A Vatican-owned hospital has offered to take Charlie Gard, the nearly 11-month-old UK baby whose parents are fighting to keep him on life support.
The president of the Vatican-owned Bambino Gesù Hospital in Rome, Mariella Enoc, said her hospital was reaching out to Britian’s Great Ormond Street Hospital to ask if Bambino Gesù could take Charlie.
Charlie is scheduled to die at Great Ormond Street Hospital against his parents’ wishes. European courts have ruled the hospital, not the parents, should be able to decide to remove him from life support. His parents are not being allowed to take him home and be with him for his last hours of life.
Charlie was originally scheduled to die on Friday, but the hospital announced it’s giving his parents a little more time with him.
“We know that it is a desperate case and that there are no effective therapies,” said Enoc. “We are close to the parents in prayer and, if this is their desire, willing to take their child, for the time he has left to live.”
Enoc’s statement is similar to one released by the Vatican on Sunday saying Pope Francis “follows with affection and emotion the case of little Charlie Gard and expresses his own closeness to his parents. For them he prays, hoping that their desire to accompany and care for their own child to the end is not ignored.”

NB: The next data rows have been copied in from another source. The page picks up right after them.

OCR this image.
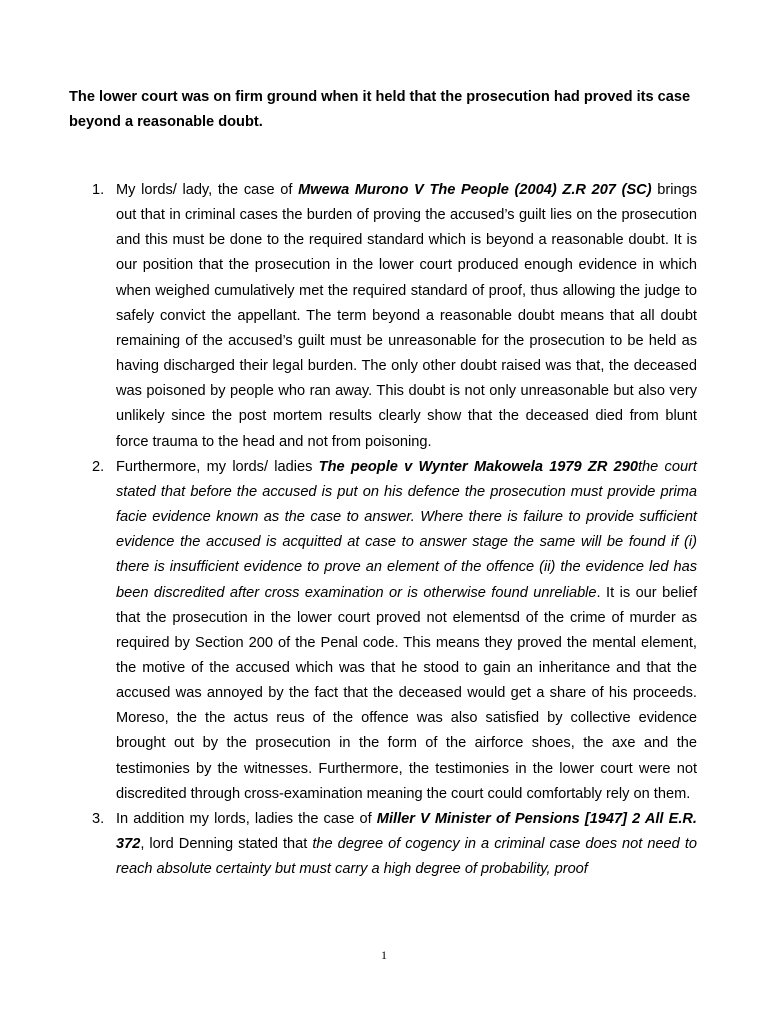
The lower court was on firm ground when it held that the prosecution had proved its case beyond a reasonable doubt.

1. My lords/ lady, the case of Mwewa Murono V The People (2004) Z.R 207 (SC) brings out that in criminal cases the burden of proving the accused’s guilt lies on the prosecution and this must be done to the required standard which is beyond a reasonable doubt. It is our position that the prosecution in the lower court produced enough evidence in which when weighed cumulatively met the required standard of proof, thus allowing the judge to safely convict the appellant. The term beyond a reasonable doubt means that all doubt remaining of the accused’s guilt must be unreasonable for the prosecution to be held as having discharged their legal burden. The only other doubt raised was that, the deceased was poisoned by people who ran away. This doubt is not only unreasonable but also very unlikely since the post mortem results clearly show that the deceased died from blunt force trauma to the head and not from poisoning.
2. Furthermore, my lords/ ladies The people v Wynter Makowela 1979 ZR 290the court stated that before the accused is put on his defence the prosecution must provide prima facie evidence known as the case to answer. Where there is failure to provide sufficient evidence the accused is acquitted at case to answer stage the same will be found if (i) there is insufficient evidence to prove an element of the offence (ii) the evidence led has been discredited after cross examination or is otherwise found unreliable. It is our belief that the prosecution in the lower court proved not elementsd of the crime of murder as required by Section 200 of the Penal code. This means they proved the mental element, the motive of the accused which was that he stood to gain an inheritance and that the accused was annoyed by the fact that the deceased would get a share of his proceeds. Moreso, the the actus reus of the offence was also satisfied by collective evidence brought out by the prosecution in the form of the airforce shoes, the axe and the testimonies by the witnesses. Furthermore, the testimonies in the lower court were not discredited through cross-examination meaning the court could comfortably rely on them.
3. In addition my lords, ladies the case of Miller V Minister of Pensions [1947] 2 All E.R. 372, lord Denning stated that the degree of cogency in a criminal case does not need to reach absolute certainty but must carry a high degree of probability, proof
1
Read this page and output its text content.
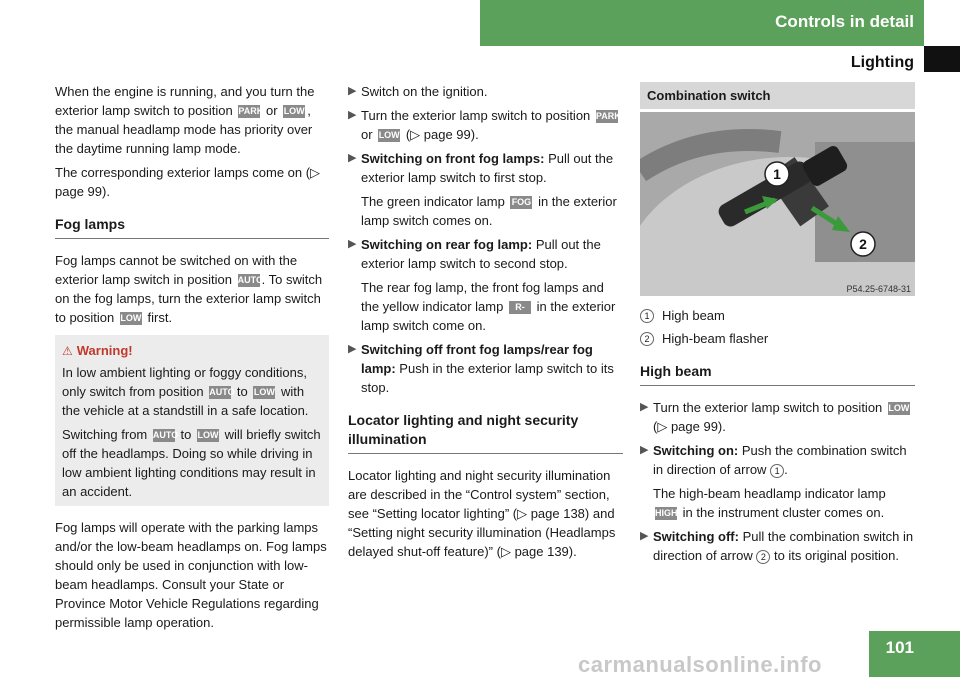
Controls in detail
Lighting

When the engine is running, and you turn the exterior lamp switch to position PARK or LOW , the manual headlamp mode has priority over the daytime running lamp mode.

The corresponding exterior lamps come on (▷ page 99).

Fog lamps

Fog lamps cannot be switched on with the exterior lamp switch in position AUTO. To switch on the fog lamps, turn the exterior lamp switch to position LOW first.

⚠ Warning!

In low ambient lighting or foggy conditions, only switch from position AUTO to LOW with the vehicle at a standstill in a safe location.

Switching from AUTO to LOW will briefly switch off the headlamps. Doing so while driving in low ambient lighting conditions may result in an accident.

Fog lamps will operate with the parking lamps and/or the low-beam headlamps on. Fog lamps should only be used in conjunction with low-beam headlamps. Consult your State or Province Motor Vehicle Regulations regarding permissible lamp operation.

▶ Switch on the ignition.
▶ Turn the exterior lamp switch to position PARK or LOW (▷ page 99).
▶ Switching on front fog lamps: Pull out the exterior lamp switch to first stop.
The green indicator lamp FOG in the exterior lamp switch comes on.
▶ Switching on rear fog lamp: Pull out the exterior lamp switch to second stop.
The rear fog lamp, the front fog lamps and the yellow indicator lamp R-FOG in the exterior lamp switch come on.
▶ Switching off front fog lamps/rear fog lamp: Push in the exterior lamp switch to its stop.
Locator lighting and night security illumination

Locator lighting and night security illumination are described in the “Control system” section, see “Setting locator lighting” (▷ page 138) and “Setting night security illumination (Headlamps delayed shut-off feature)” (▷ page 139).

Combination switch
1
2
P54.25-6748-31
1 High beam
2 High-beam flasher
High beam
▶ Turn the exterior lamp switch to position LOW (▷ page 99).
▶ Switching on: Push the combination switch in direction of arrow 1 .
The high-beam headlamp indicator lamp HIGH in the instrument cluster comes on.
▶ Switching off: Pull the combination switch in direction of arrow 2 to its original position.
101
carmanualsonline.info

“Upon learning of baby Charlie Gard’s situation, President Trump has offered to help the family in this heartbreaking situation,” the White House’s director of media affairs, Helen Ferre, said in a statement Monday afternoon. “The President himself has not spoken to the family” nor “he does not want to pressure them in any way,” but “members of the administration have spoken to the family in calls facilitated by the British government. The President is just trying to be helpful if at all possible.”